What a Grade 30 Note Looks Like
A Grade 30 note sits at the stronger end of the Very Fine range. PMG describes Very Fine 30 as a lightly circulated note with light soiling. In real collector terms, that means the note still shows honest use, but the wear should no longer dominate the first impression. A 30 should look sharper, cleaner, and more settled than the lower Very Fine steps.
In hand, a 30 often feels like the point where a circulated note starts to present with real confidence. Folds may still be present, but they should not overwhelm the design. The paper should retain better body, the surfaces should look more orderly, and the overall eye appeal should be clearly stronger than a 20 or 25.
A 30 is a lightly circulated Very Fine note with stronger eye appeal, lighter surface issues, and a noticeably sharper look than the lower steps in the grade.
Grading Criteria Breakdown
At Very Fine 30, graders still expect circulation, but the note should look better preserved overall. The key idea is balance: visible handling is allowed, yet the note should still feel attractive, stable, and clearly above the entry and middle points of the Very Fine band.
Notes at this level can still qualify for EPQ when the paper remains fully original. That is not automatic, but originality matters more once a note reaches the upper portion of the Very Fine range.
How a Grade 30 Affects Value
Grade 30 often marks an important pricing step because it tends to look appreciably better than the lower circulated grades while still staying below the premium jump into the higher circulated tiers. For many notes, it is a sweet-spot grade: clearly collectible, visually satisfying, and often more attainable than Choice Very Fine or About Uncirculated examples.

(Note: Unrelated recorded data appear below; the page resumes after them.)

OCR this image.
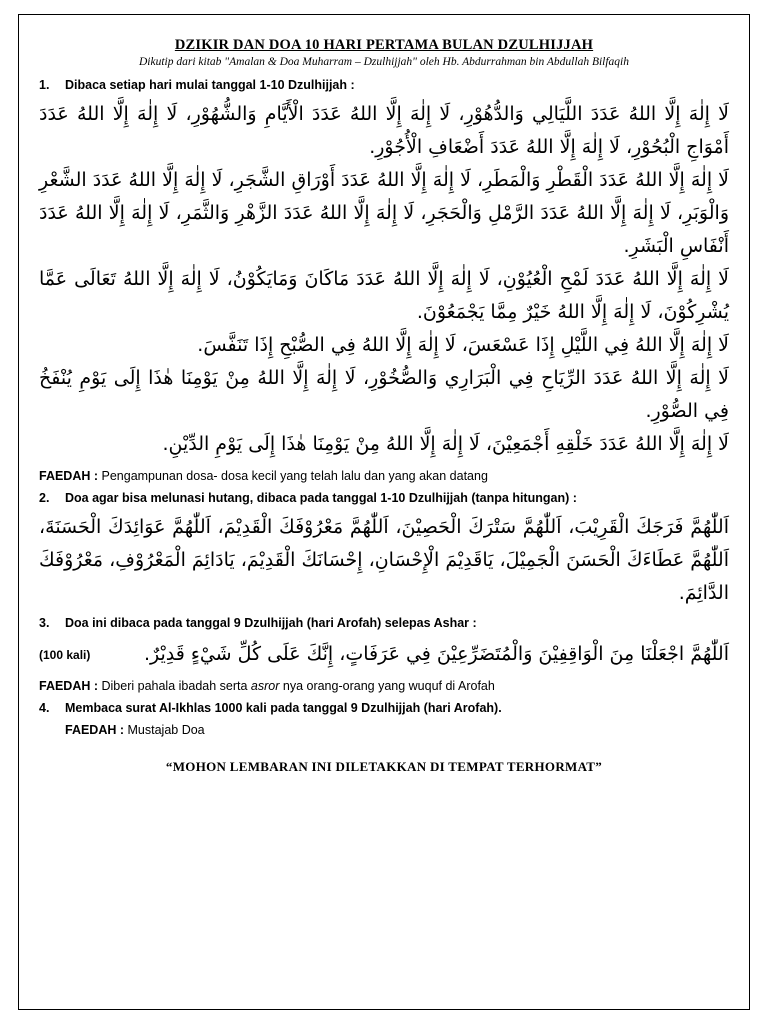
DZIKIR DAN DOA 10 HARI PERTAMA BULAN DZULHIJJAH
Dikutip dari kitab "Amalan & Doa Muharram – Dzulhijjah" oleh Hb. Abdurrahman bin Abdullah Bilfaqih
1.	Dibaca setiap hari mulai tanggal 1-10 Dzulhijjah :

لَا إِلٰهَ إِلَّا اللهُ عَدَدَ اللَّيَالِي وَالدُّهُوْرِ، لَا إِلٰهَ إِلَّا اللهُ عَدَدَ الْأَيَّامِ وَالشُّهُوْرِ، لَا إِلٰهَ إِلَّا اللهُ عَدَدَ أَمْوَاجِ الْبُحُوْرِ، لَا إِلٰهَ إِلَّا اللهُ عَدَدَ أَضْعَافِ الْأُجُوْرِ.

لَا إِلٰهَ إِلَّا اللهُ عَدَدَ الْقَطْرِ وَالْمَطَرِ، لَا إِلٰهَ إِلَّا اللهُ عَدَدَ أَوْرَاقِ الشَّجَرِ، لَا إِلٰهَ إِلَّا اللهُ عَدَدَ الشَّعْرِ وَالْوَبَرِ، لَا إِلٰهَ إِلَّا اللهُ عَدَدَ الرَّمْلِ وَالْحَجَرِ، لَا إِلٰهَ إِلَّا اللهُ عَدَدَ الزَّهْرِ وَالثَّمَرِ، لَا إِلٰهَ إِلَّا اللهُ عَدَدَ أَنْفَاسِ الْبَشَرِ.

لَا إِلٰهَ إِلَّا اللهُ عَدَدَ لَمْحِ الْعُيُوْنِ، لَا إِلٰهَ إِلَّا اللهُ عَدَدَ مَاكَانَ وَمَايَكُوْنُ، لَا إِلٰهَ إِلَّا اللهُ تَعَالَى عَمَّا يُشْرِكُوْنَ، لَا إِلٰهَ إِلَّا اللهُ خَيْرٌ مِمَّا يَجْمَعُوْنَ.

لَا إِلٰهَ إِلَّا اللهُ فِي اللَّيْلِ إِذَا عَسْعَسَ، لَا إِلٰهَ إِلَّا اللهُ فِي الصُّبْحِ إِذَا تَنَفَّسَ.

لَا إِلٰهَ إِلَّا اللهُ عَدَدَ الرِّيَاحِ فِي الْبَرَارِي وَالصُّخُوْرِ، لَا إِلٰهَ إِلَّا اللهُ مِنْ يَوْمِنَا هٰذَا إِلَى يَوْمِ يُنْفَخُ فِي الصُّوْرِ.

لَا إِلٰهَ إِلَّا اللهُ عَدَدَ خَلْقِهِ أَجْمَعِيْنَ، لَا إِلٰهَ إِلَّا اللهُ مِنْ يَوْمِنَا هٰذَا إِلَى يَوْمِ الدِّيْنِ.

FAEDAH : Pengampunan dosa- dosa kecil yang telah lalu dan yang akan datang
2.	Doa agar bisa melunasi hutang, dibaca pada tanggal 1-10 Dzulhijjah (tanpa hitungan) :

اَللّٰهُمَّ فَرَجَكَ الْقَرِيْبَ، اَللّٰهُمَّ سَتْرَكَ الْحَصِيْنَ، اَللّٰهُمَّ مَعْرُوْفَكَ الْقَدِيْمَ، اَللّٰهُمَّ عَوَائِدَكَ الْحَسَنَةَ، اَللّٰهُمَّ عَطَاءَكَ الْحَسَنَ الْجَمِيْلَ، يَاقَدِيْمَ الْإِحْسَانِ، إِحْسَانَكَ الْقَدِيْمَ، يَادَائِمَ الْمَعْرُوْفِ، مَعْرُوْفَكَ الدَّائِمَ.

3.	Doa ini dibaca pada tanggal 9 Dzulhijjah (hari Arofah) selepas Ashar :
(100 kali)	اَللّٰهُمَّ اجْعَلْنَا مِنَ الْوَاقِفِيْنَ وَالْمُتَضَرِّعِيْنَ فِي عَرَفَاتٍ، إِنَّكَ عَلَى كُلِّ شَيْءٍ قَدِيْرٌ.

FAEDAH : Diberi pahala ibadah serta asror nya orang-orang yang wuquf di Arofah
4.	Membaca surat Al-Ikhlas 1000 kali pada tanggal 9 Dzulhijjah (hari Arofah).
FAEDAH : Mustajab Doa
“MOHON LEMBARAN INI DILETAKKAN DI TEMPAT TERHORMAT”
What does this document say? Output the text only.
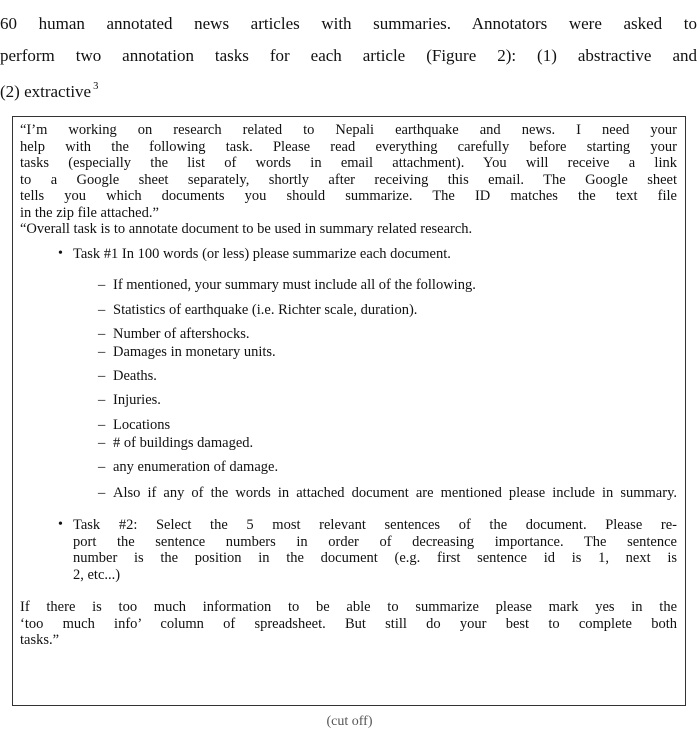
60 human annotated news articles with summaries. Annotators were asked to
perform two annotation tasks for each article (Figure 2): (1) abstractive and
(2) extractive $^3$
“I’m working on research related to Nepali earthquake and news. I need your
help with the following task. Please read everything carefully before starting your
tasks (especially the list of words in email attachment). You will receive a link
to a Google sheet separately, shortly after receiving this email. The Google sheet
tells you which documents you should summarize. The ID matches the text file
in the zip file attached.”
“Overall task is to annotate document to be used in summary related research.
• Task #1 In 100 words (or less) please summarize each document.
– If mentioned, your summary must include all of the following.
– Statistics of earthquake (i.e. Richter scale, duration).
– Number of aftershocks.
– Damages in monetary units.
– Deaths.
– Injuries.
– Locations
– # of buildings damaged.
– any enumeration of damage.
– Also if any of the words in attached document are mentioned please include in summary.
• Task #2: Select the 5 most relevant sentences of the document. Please re-
port the sentence numbers in order of decreasing importance. The sentence
number is the position in the document (e.g. first sentence id is 1, next is
2, etc...)
If there is too much information to be able to summarize please mark yes in the
‘too much info’ column of spreadsheet. But still do your best to complete both
tasks.”
(cut off)
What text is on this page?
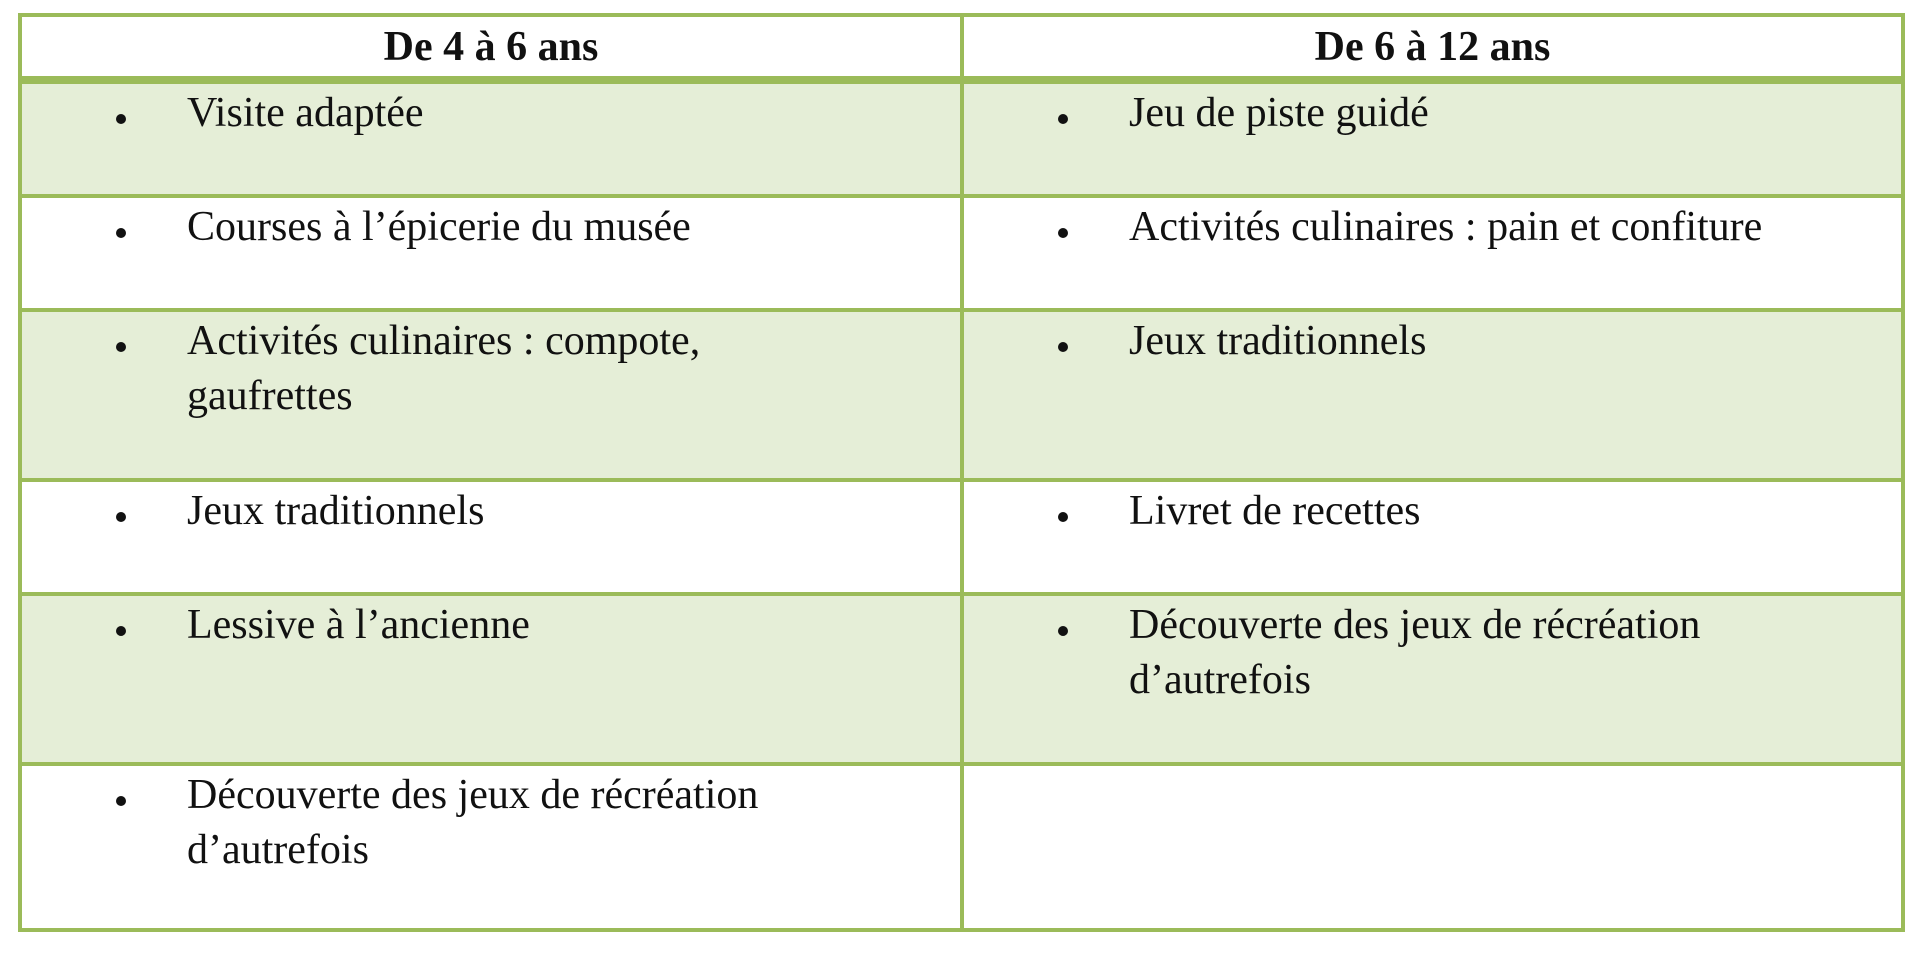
De 4 à 6 ans	De 6 à 12 ans

Visite adaptée	Jeu de piste guidé

Courses à l’épicerie du musée	Activités culinaires : pain et confiture

Activités culinaires : compote, gaufrettes	Jeux traditionnels

Jeux traditionnels	Livret de recettes

Lessive à l’ancienne	Découverte des jeux de récréation d’autrefois

Découverte des jeux de récréation d’autrefois	
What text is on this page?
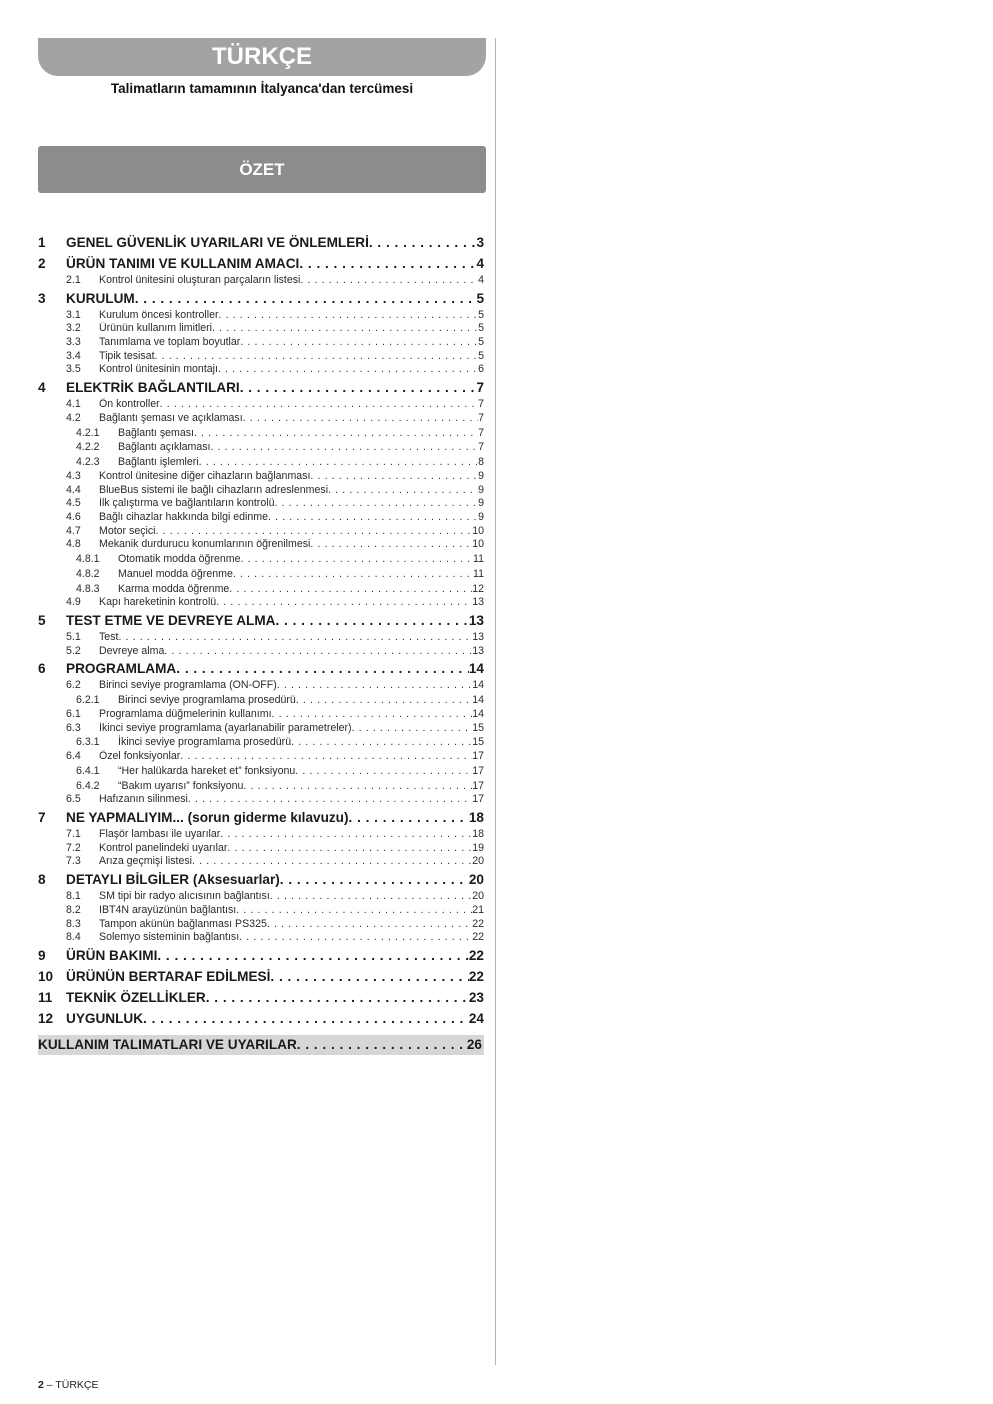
TÜRKÇE
Talimatların tamamının İtalyanca'dan tercümesi
ÖZET
1	GENEL GÜVENLİK UYARILARI VE ÖNLEMLERİ . . .	3
2	ÜRÜN TANIMI VE KULLANIM AMACI . . .	4
2.1	Kontrol ünitesini oluşturan parçaların listesi . . .	4
3	KURULUM . . .	5
3.1	Kurulum öncesi kontroller . . .	5
3.2	Ürünün kullanım limitleri . . .	5
3.3	Tanımlama ve toplam boyutlar . . .	5
3.4	Tipik tesisat . . .	5
3.5	Kontrol ünitesinin montajı . . .	6
4	ELEKTRİK BAĞLANTILARI . . .	7
4.1	Ön kontroller . . .	7
4.2	Bağlantı şeması ve açıklaması . . .	7
4.2.1	Bağlantı şeması . . .	7
4.2.2	Bağlantı açıklaması . . .	7
4.2.3	Bağlantı işlemleri . . .	8
4.3	Kontrol ünitesine diğer cihazların bağlanması . . .	9
4.4	BlueBus sistemi ile bağlı cihazların adreslenmesi . . .	9
4.5	İlk çalıştırma ve bağlantıların kontrolü . . .	9
4.6	Bağlı cihazlar hakkında bilgi edinme . . .	9
4.7	Motor seçici . . .	10
4.8	Mekanik durdurucu konumlarının öğrenilmesi . . .	10
4.8.1	Otomatik modda öğrenme . . .	11
4.8.2	Manuel modda öğrenme . . .	11
4.8.3	Karma modda öğrenme . . .	12
4.9	Kapı hareketinin kontrolü . . .	13
5	TEST ETME VE DEVREYE ALMA . . .	13
5.1	Test . . .	13
5.2	Devreye alma . . .	13
6	PROGRAMLAMA . . .	14
6.2	Birinci seviye programlama (ON-OFF) . . .	14
6.2.1	Birinci seviye programlama prosedürü . . .	14
6.1	Programlama düğmelerinin kullanımı . . .	14
6.3	İkinci seviye programlama (ayarlanabilir parametreler) . . .	15
6.3.1	İkinci seviye programlama prosedürü . . .	15
6.4	Özel fonksiyonlar . . .	17
6.4.1	“Her halükarda hareket et” fonksiyonu . . .	17
6.4.2	“Bakım uyarısı” fonksiyonu . . .	17
6.5	Hafızanın silinmesi . . .	17
7	NE YAPMALIYIM... (sorun giderme kılavuzu) . . .	18
7.1	Flaşör lambası ile uyarılar . . .	18
7.2	Kontrol panelindeki uyarılar . . .	19
7.3	Arıza geçmişi listesi . . .	20
8	DETAYLI BİLGİLER (Aksesuarlar) . . .	20
8.1	SM tipi bir radyo alıcısının bağlantısı . . .	20
8.2	IBT4N arayüzünün bağlantısı . . .	21
8.3	Tampon akünün bağlanması PS325 . . .	22
8.4	Solemyo sisteminin bağlantısı . . .	22
9	ÜRÜN BAKIMI . . .	22
10 ÜRÜNÜN BERTARAF EDİLMESİ . . .	22
11	TEKNİK ÖZELLİKLER . . .	23
12 UYGUNLUK . . .	24
KULLANIM TALIMATLARI VE UYARILAR . . .	26
2 – TÜRKÇE
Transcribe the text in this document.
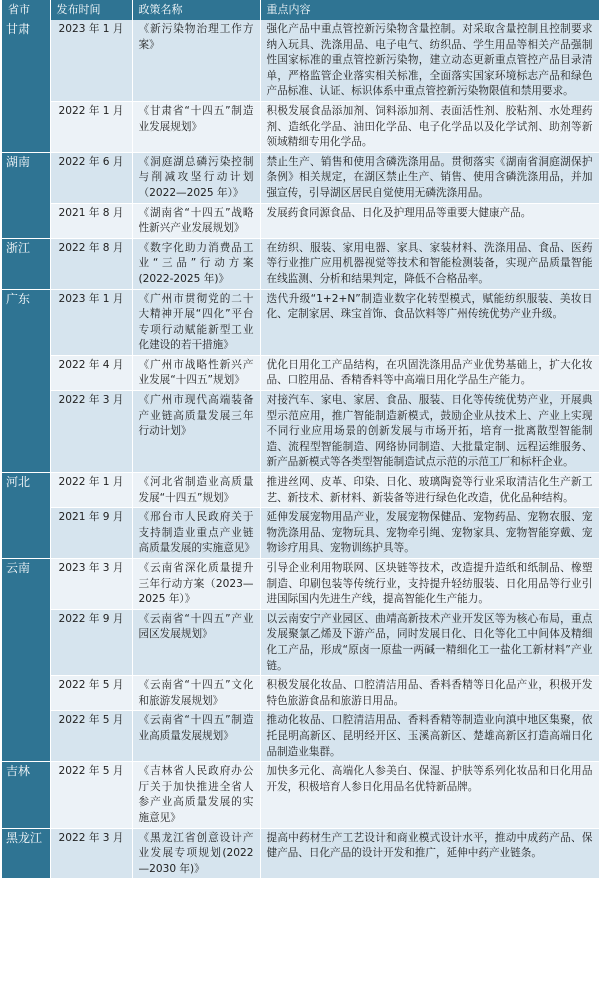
省市	发布时间	政策名称	重点内容
甘肃	2023 年 1 月	《新污染物治理工作方案》	强化产品中重点管控新污染物含量控制。对采取含量控制且控制要求纳入玩具、洗涤用品、电子电气、纺织品、学生用品等相关产品强制性国家标准的重点管控新污染物，建立动态更新重点管控产品目录清单，严格监管企业落实相关标准，全面落实国家环境标志产品和绿色产品标准、认证、标识体系中重点管控新污染物限值和禁用要求。
	2022 年 1 月	《甘肃省“十四五”制造业发展规划》	积极发展食品添加剂、饲料添加剂、表面活性剂、胶粘剂、水处理药剂、造纸化学品、油田化学品、电子化学品以及化学试剂、助剂等新领域精细专用化学品。
湖南	2022 年 6 月	《洞庭湖总磷污染控制与削减攻坚行动计划（2022—2025 年）》	禁止生产、销售和使用含磷洗涤用品。贯彻落实《湖南省洞庭湖保护条例》相关规定，在湖区禁止生产、销售、使用含磷洗涤用品，并加强宣传，引导湖区居民自觉使用无磷洗涤用品。
	2021 年 8 月	《湖南省“十四五”战略性新兴产业发展规划》	发展药食同源食品、日化及护理用品等重要大健康产品。
浙江	2022 年 8 月	《数字化助力消费品工业“三品”行动方案(2022-2025 年)》	在纺织、服装、家用电器、家具、家装材料、洗涤用品、食品、医药等行业推广应用机器视觉等技术和智能检测装备，实现产品质量智能在线监测、分析和结果判定，降低不合格品率。
广东	2023 年 1 月	《广州市贯彻党的二十大精神开展“四化”平台专项行动赋能新型工业化建设的若干措施》	迭代升级“1+2+N”制造业数字化转型模式，赋能纺织服装、美妆日化、定制家居、珠宝首饰、食品饮料等广州传统优势产业升级。
	2022 年 4 月	《广州市战略性新兴产业发展“十四五”规划》	优化日用化工产品结构，在巩固洗涤用品产业优势基础上，扩大化妆品、口腔用品、香精香料等中高端日用化学品生产能力。
	2022 年 3 月	《广州市现代高端装备产业链高质量发展三年行动计划》	对接汽车、家电、家居、食品、服装、日化等传统优势产业，开展典型示范应用，推广智能制造新模式，鼓励企业从技术上、产业上实现不同行业应用场景的创新发展与市场开拓，培育一批离散型智能制造、流程型智能制造、网络协同制造、大批量定制、远程运维服务、新产品新模式等各类型智能制造试点示范的示范工厂和标杆企业。
河北	2022 年 1 月	《河北省制造业高质量发展“十四五”规划》	推进丝网、皮革、印染、日化、玻璃陶瓷等行业采取清洁化生产新工艺、新技术、新材料、新装备等进行绿色化改造，优化品种结构。
	2021 年 9 月	《邢台市人民政府关于支持制造业重点产业链高质量发展的实施意见》	延伸发展宠物用品产业，发展宠物保健品、宠物药品、宠物农服、宠物洗涤用品、宠物玩具、宠物牵引绳、宠物家具、宠物智能穿戴、宠物诊疗用具、宠物训练护具等。
云南	2023 年 3 月	《云南省深化质量提升三年行动方案（2023—2025 年）》	引导企业利用物联网、区块链等技术，改造提升造纸和纸制品、橡塑制造、印刷包装等传统行业，支持提升轻纺服装、日化用品等行业引进国际国内先进生产线，提高智能化生产能力。
	2022 年 9 月	《云南省“十四五”产业园区发展规划》	以云南安宁产业园区、曲靖高新技术产业开发区等为核心布局，重点发展聚氯乙烯及下游产品，同时发展日化、日化等化工中间体及精细化工产品，形成“原卤一原盐一两碱一精细化工一盐化工新材料”产业链。
	2022 年 5 月	《云南省“十四五”文化和旅游发展规划》	积极发展化妆品、口腔清洁用品、香料香精等日化品产业，积极开发特色旅游食品和旅游日用品。
	2022 年 5 月	《云南省“十四五”制造业高质量发展规划》	推动化妆品、口腔清洁用品、香料香精等制造业向滇中地区集聚，依托昆明高新区、昆明经开区、玉溪高新区、楚雄高新区打造高端日化品制造业集群。
吉林	2022 年 5 月	《吉林省人民政府办公厅关于加快推进全省人参产业高质量发展的实施意见》	加快多元化、高端化人参美白、保湿、护肤等系列化妆品和日化用品开发，积极培育人参日化用品名优特新品牌。
黑龙江	2022 年 3 月	《黑龙江省创意设计产业发展专项规划(2022—2030 年)》	提高中药材生产工艺设计和商业模式设计水平，推动中成药产品、保健产品、日化产品的设计开发和推广，延伸中药产业链条。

Important caveat: these bars show relative market position, not fixed price levels. A scarce issue with collector demand can still be expensive in Very Fine 30, while a common note may remain affordable. Grade helps shape price, but rarity, demand, originality, and eye appeal still matter just as much.
In many series, a clean 30 gets attention because it feels like a more polished circulated example. It still carries honest use, but it displays well and often satisfies collectors who want visible originality without paying for a higher-grade note.
Grade 30 vs. Nearby Grades: What's the Real Difference?
The practical difference with Grade 30 is that the note now looks lightly circulated rather than simply circulated. A 25 still carries a more modest, mid-grade feel. A 35 pushes further into premium circulated territory. A 30 sits in the middle of those two ideas: clearly used, yet distinctly sharper and cleaner.
| Grade | Name | Difference from 30 | Collector feel |
|---|---|---|---|
| 25 | Very Fine | Still attractive, but with more visible circulation and a slightly less refined overall look. | Mid Very Fine |
| 30 | Very Fine (this grade) | Lightly circulated with light soiling and noticeably stronger eye appeal than the lower Very Fine steps. | Upper Very Fine |
| 35 | Choice Very Fine | A premium circulated note with a more advanced look and even better overall presentation. | High circulated |
| 40 | Extremely Fine | Only lightly circulated with just a few folds, making it feel noticeably closer to About Uncirculated. | Premium collector grade |
The practical takeaway: Very Fine 30 is where many circulated notes begin to look distinctly polished without leaving the collector-friendly mid-grade price range. It is still a used note, but it often offers enough sharpness and eye appeal to feel like a meaningful upgrade.